As most of the Looked After Children who stay with me are teenagers, I can occasionally see the negative affect of not forming attachments at an earlier age. ‘Attachment disorder’ is often a catch all term for children who struggle to form or maintain relationships but it is much more complex and far reaching than that. Hubby and I have spent a long time building healthy attachments with M and J, and although on difficult days it can feel like we are going around in circles, one of them then shows how attached they are to us in subtle ways and we know we are on the right path.
With Baby S, we are at the other end of ‘attachment’ and need to help her build a healthy connection with us, her caregivers, in order for her to be able to express emotions, have a positive self-worth, develop trust and relationships in the future. So how do we do this?
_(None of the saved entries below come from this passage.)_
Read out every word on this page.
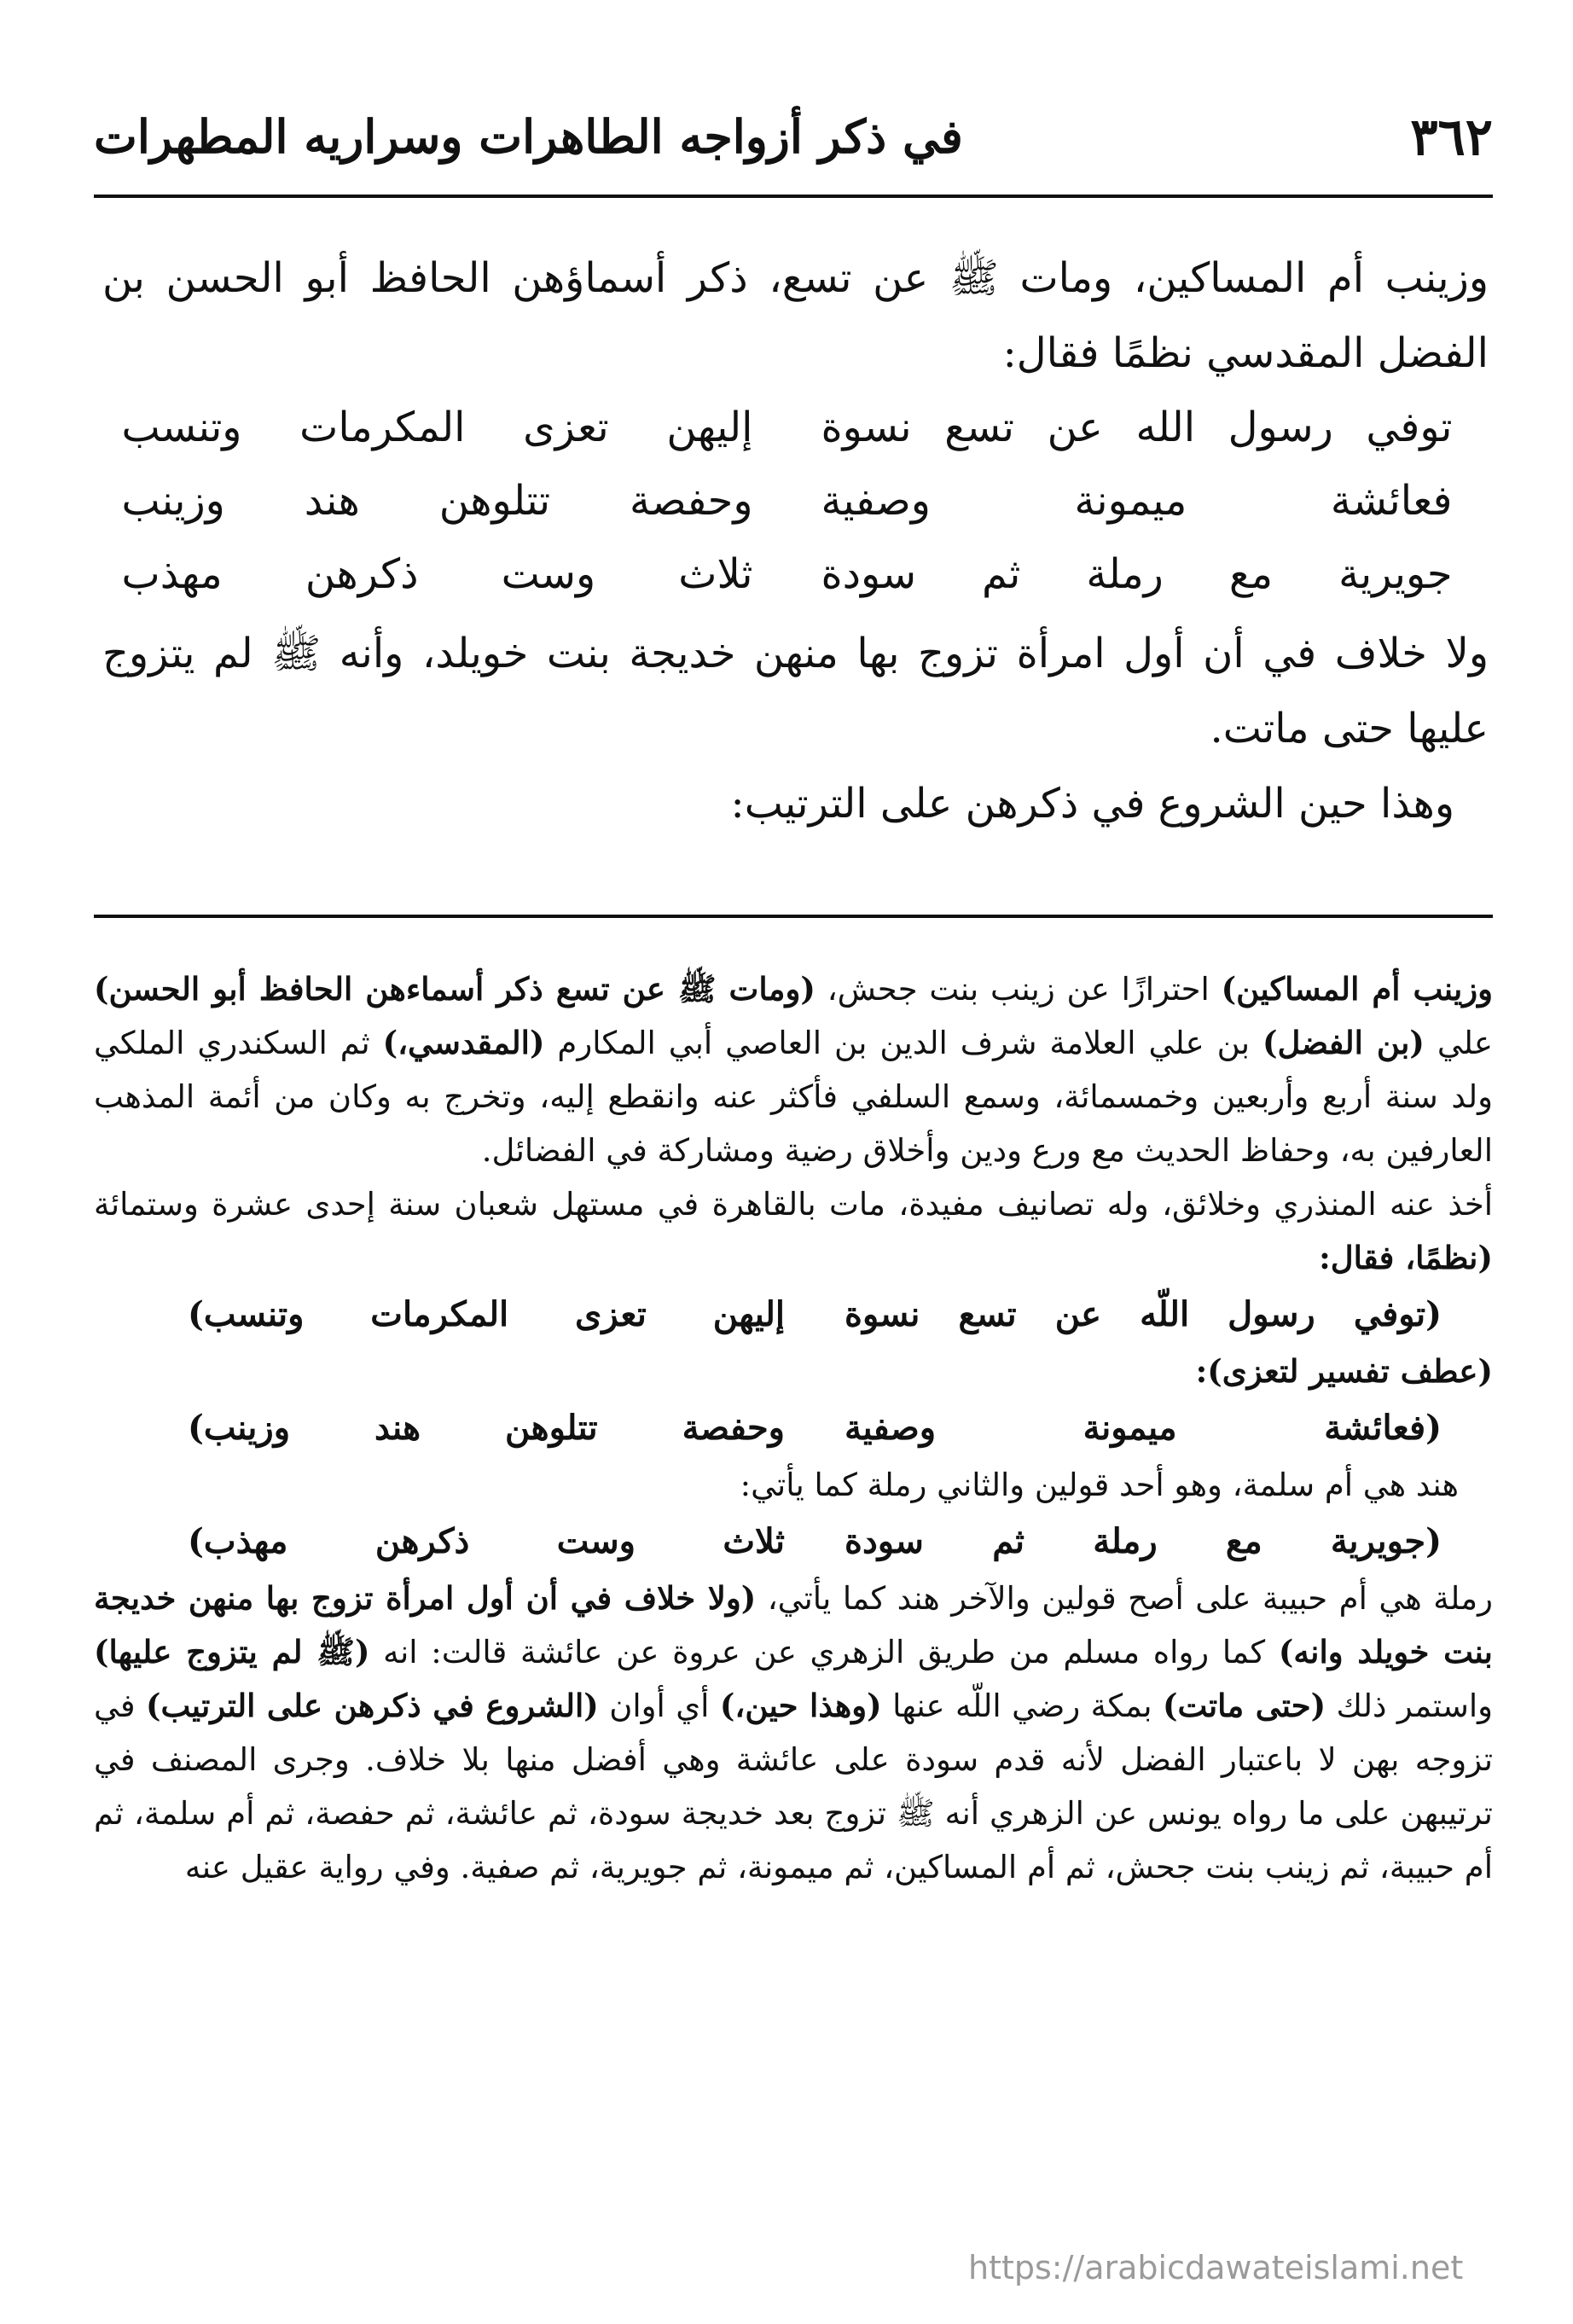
٣٦٢
في ذكر أزواجه الطاهرات وسراريه المطهرات

وزينب أم المساكين، ومات ﷺ عن تسع، ذكر أسماؤهن الحافظ أبو الحسن بن الفضل المقدسي نظمًا فقال:

توفي رسول الله عن تسع نسوة
إليهن تعزى المكرمات وتنسب
فعائشة ميمونة وصفية
وحفصة تتلوهن هند وزينب
جويرية مع رملة ثم سودة
ثلاث وست ذكرهن مهذب

ولا خلاف في أن أول امرأة تزوج بها منهن خديجة بنت خويلد، وأنه ﷺ لم يتزوج عليها حتى ماتت.

وهذا حين الشروع في ذكرهن على الترتيب:

وزينب أم المساكين) احترازًا عن زينب بنت جحش، (ومات ﷺ عن تسع ذكر أسماءهن الحافظ أبو الحسن) علي (بن الفضل) بن علي العلامة شرف الدين بن العاصي أبي المكارم (المقدسي،) ثم السكندري الملكي ولد سنة أربع وأربعين وخمسمائة، وسمع السلفي فأكثر عنه وانقطع إليه، وتخرج به وكان من أئمة المذهب العارفين به، وحفاظ الحديث مع ورع ودين وأخلاق رضية ومشاركة في الفضائل.

أخذ عنه المنذري وخلائق، وله تصانيف مفيدة، مات بالقاهرة في مستهل شعبان سنة إحدى عشرة وستمائة (نظمًا، فقال:

(توفي رسول اللّه عن تسع نسوة
إليهن تعزى المكرمات وتنسب)

(عطف تفسير لتعزى):

(فعائشة ميمونة وصفية
وحفصة تتلوهن هند وزينب)

هند هي أم سلمة، وهو أحد قولين والثاني رملة كما يأتي:

(جويرية مع رملة ثم سودة
ثلاث وست ذكرهن مهذب)

رملة هي أم حبيبة على أصح قولين والآخر هند كما يأتي، (ولا خلاف في أن أول امرأة تزوج بها منهن خديجة بنت خويلد وانه) كما رواه مسلم من طريق الزهري عن عروة عن عائشة قالت: انه (ﷺ لم يتزوج عليها) واستمر ذلك (حتى ماتت) بمكة رضي اللّه عنها (وهذا حين،) أي أوان (الشروع في ذكرهن على الترتيب) في تزوجه بهن لا باعتبار الفضل لأنه قدم سودة على عائشة وهي أفضل منها بلا خلاف. وجرى المصنف في ترتيبهن على ما رواه يونس عن الزهري أنه ﷺ تزوج بعد خديجة سودة، ثم عائشة، ثم حفصة، ثم أم سلمة، ثم أم حبيبة، ثم زينب بنت جحش، ثم أم المساكين، ثم ميمونة، ثم جويرية، ثم صفية. وفي رواية عقيل عنه

https://arabicdawateislami.net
Basically, it boils down to love, care and attention. By responding to her when she cries, making eye contact, changing her nappy when she is wet and talking to her, she will learn to accept that when something is wrong (wet, cold, hungry, lonely) she can cry and her caregivers will respond.
I’m not any kind of expert on attachment, and by attending a few course aimed at foster carers, I haven’t suddenly become knowledgeable; but what most parents and care givers do naturally is what babies need to develop both physically and emotionally. The theory of attachment was first identified by John Bowlby in 1958 (and expanded on with him by Mary Ainsworth in 1973) after his years of working with emotionally disturbed children. To learn more about his work click on this link, which outlines his theory (and the different types of attachment) eloquently and what happens when things go wrong or care is withdrawn or spasmodic.
Hubby and I instinctively respond when she cries and try to work through what could be bothering her. Most of the time it is hunger and she quickly goes from Zero to Full On in a few minutes with the classic tell-tale signs of hand to mouth, sucking, sticking her tongue out and rooting around with her mouth. Once hunger has been dealt with, then it’s comfort – does she have a full nappy, does she have tummy ache or wind or is she cold? By addressing these basic needs along with the little chats we have with her as we’re changing or feeding her, we’re giving her the tools to grow up to be able to face challenges, to learnt to trust and to build strong future relationships. In psychological terms this is called ‘Good Enough’ Parenting.
At 4am, when she’s screaming for her feed and I’m juggling a wriggling hungry baby and trying to cool down her bottle whilst wishing for more sleep is when I don’t feel good enough. As soon as her little mouth closes over the bottle teat and she snuggles contentedly in my arms and I whisper little nothings to her as she blinks up at me, that’s when I know the attachment is there.